For Harold, a railroader’s son from the north woods heading into Philadelphia must have been a challenge; it would appear that he was able to handle it. In 1928 his senior yearbook shows a handsome, almost dapper, young man, same smile as before but now sporting the mustache that is, in my mind, almost a trademark. He never lost that mustache and every subsequent picture through his death shows it-including his military ID.

But more than the image is the description. They note two nicknames, “Shorty” and “Dutch.” He is called “short of stature but mighty in brain power.” They say that he has “enlivened many a session” with his “ready wit and can speak with authority on subjects other than Pharmacy.” He seems to have been the one to turn to when the “boys want to take in a show” as this is one of “the first things he looks into.” They refer to an easy ability around the labs but also note his shyness and humility around the opposite sex. 

The summary ends:
He likes football, appreciates sports, shy at women, is keen on cars and knows what Pharmacy is all about. He will succeed.
Between his college graduation in 1928 and the beginning of this story, Harold returned to his home became a local businessman and lived what may have been the life of a carefree bachelor. He lived with his parents in the house where he had spent much of his youth. It would be his sister’s house, and my home, when I graduated from college forty years later.

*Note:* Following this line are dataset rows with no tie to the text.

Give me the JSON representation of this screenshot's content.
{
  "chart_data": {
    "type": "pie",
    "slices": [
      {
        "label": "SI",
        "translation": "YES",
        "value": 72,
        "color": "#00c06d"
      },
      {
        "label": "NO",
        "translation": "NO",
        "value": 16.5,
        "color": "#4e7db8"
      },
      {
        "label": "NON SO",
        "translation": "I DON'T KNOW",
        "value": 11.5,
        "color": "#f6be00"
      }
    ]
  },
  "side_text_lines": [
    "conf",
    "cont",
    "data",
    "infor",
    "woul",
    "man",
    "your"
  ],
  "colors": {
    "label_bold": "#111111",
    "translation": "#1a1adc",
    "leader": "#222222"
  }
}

The myth here adds bits of data that give a slight shadow to the image. I remember one incident after his death when I was talking with one of his high school classmates who started laughing about how Red was somewhat of a “hellion.” Dad’s friend, realizing that he was talking to a high school student smiled and said something to the effect of “but you don’t really need to know any of that.”

World War II began in Europe on September 1, 1939.
Harold was two months shy of his 34th birthday.